It's only been 100 days, but already reproductive freedom has come a long way. The first 100 days of the Obama administration have brought us more victories than we had in the eight years of the previous administration, and now seems like a good time to recognize and celebrate our success.
On his first Friday in office, President Obama rescinded the Global Gag Rule, restoring U.S. funding to international organizations that use their own, non-U.S. dollars to provide, refer for, and/or advocate for safe and legal abortion in their countries. This decision will both increase women's access to desperately needed family planning services, such as contraceptives, HIV-AIDS prevention, and maternal care; and reaffirm the United States' commitment to free speech and democratic participation.
At the same time, President Obama committed to reinvesting in the United Nations Population Fund, UNFPA, which is widely considered the best delivery system for international family planning funds worldwide. Also in the international realm, Secretary of State Hillary Rodham Clinton has been vocal in her support for reproductive health care and family planning services abroad and at home and has made it clear that reproductive freedom will be an important tenet of U.S. foreign policy.
Fortunately, the good news hasn't been confined to our foreign policy. On March 11, President Obama signed the FY2009 Omnibus Appropriations Act, which, among its myriad provisions, restored access to affordable birth control for all health care providers that serve low-income women and men and all college and university health clinics. The Act also provided the first-ever (!) cut to the Community-Based Abstinence Education Program and increased funding for the Title X Family Planning Program by $7.5 million.
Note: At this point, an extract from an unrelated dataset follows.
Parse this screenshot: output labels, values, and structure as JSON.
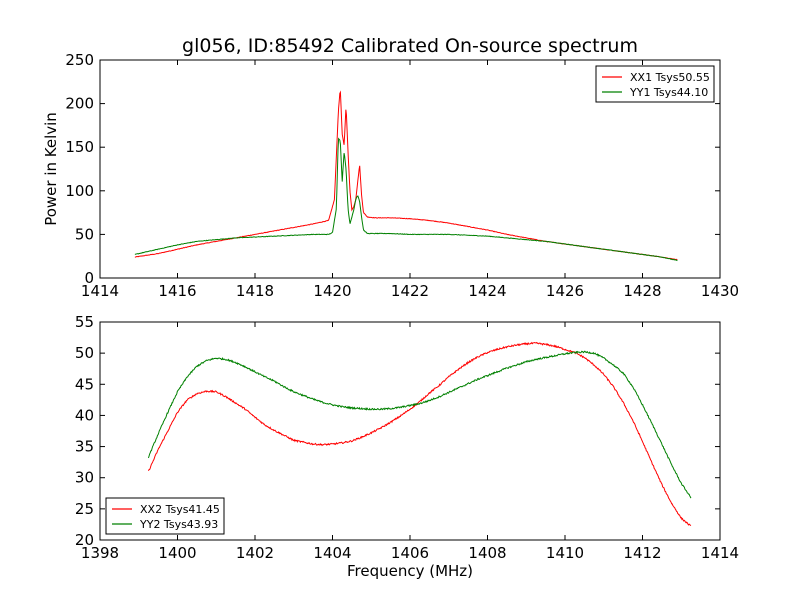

These additional funds will help clinics meet the needs of low-income women and men who require comprehensive family planning services, such as counseling, contraceptives, education, and preventive health screenings, and who would otherwise be unable to afford these basic health care services.
Meanwhile, on March 10, the Department of Health and Human Services announced its proposal to rescind the Health Care Denial Regulation. As it exists now, the rule appears to permit institutions and individuals to deny women access to birth control and, moreover, to refuse to provide information and counseling about basic health care services, including information about abortion. The Bush administration pushed the regulation through in the name of religious freedom, but for years, federal law has carefully balanced protections for individual religious liberty and patients' access to reproductive health care (PDF). The regulation takes patients' health needs out of the equation. We hope that the Obama administration will soon follow through and rescind this dangerous and unnecessary regulation.
After all that, the Obama administration did not rest on its laurels. Following a March 24 federal court decision, last week the FDA announced that it will soon make emergency contraception available without a prescription to 17-year-olds. The agency also will evaluate lifting all age restrictions on the drug.
And, finally, just this week, the Senate confirmed a pro-choice Secretary of Health and Human Services.
It's been a whirlwind, but rewarding, three months. We finally have a White House that cares about women's reproductive health care needs. No doubt, there is more work to be done and many challenges in our future. But, today we can sit back for just a moment and revel in what it means to have a pro-choice president. All in all, it's been a good hundred days for reproductive freedom.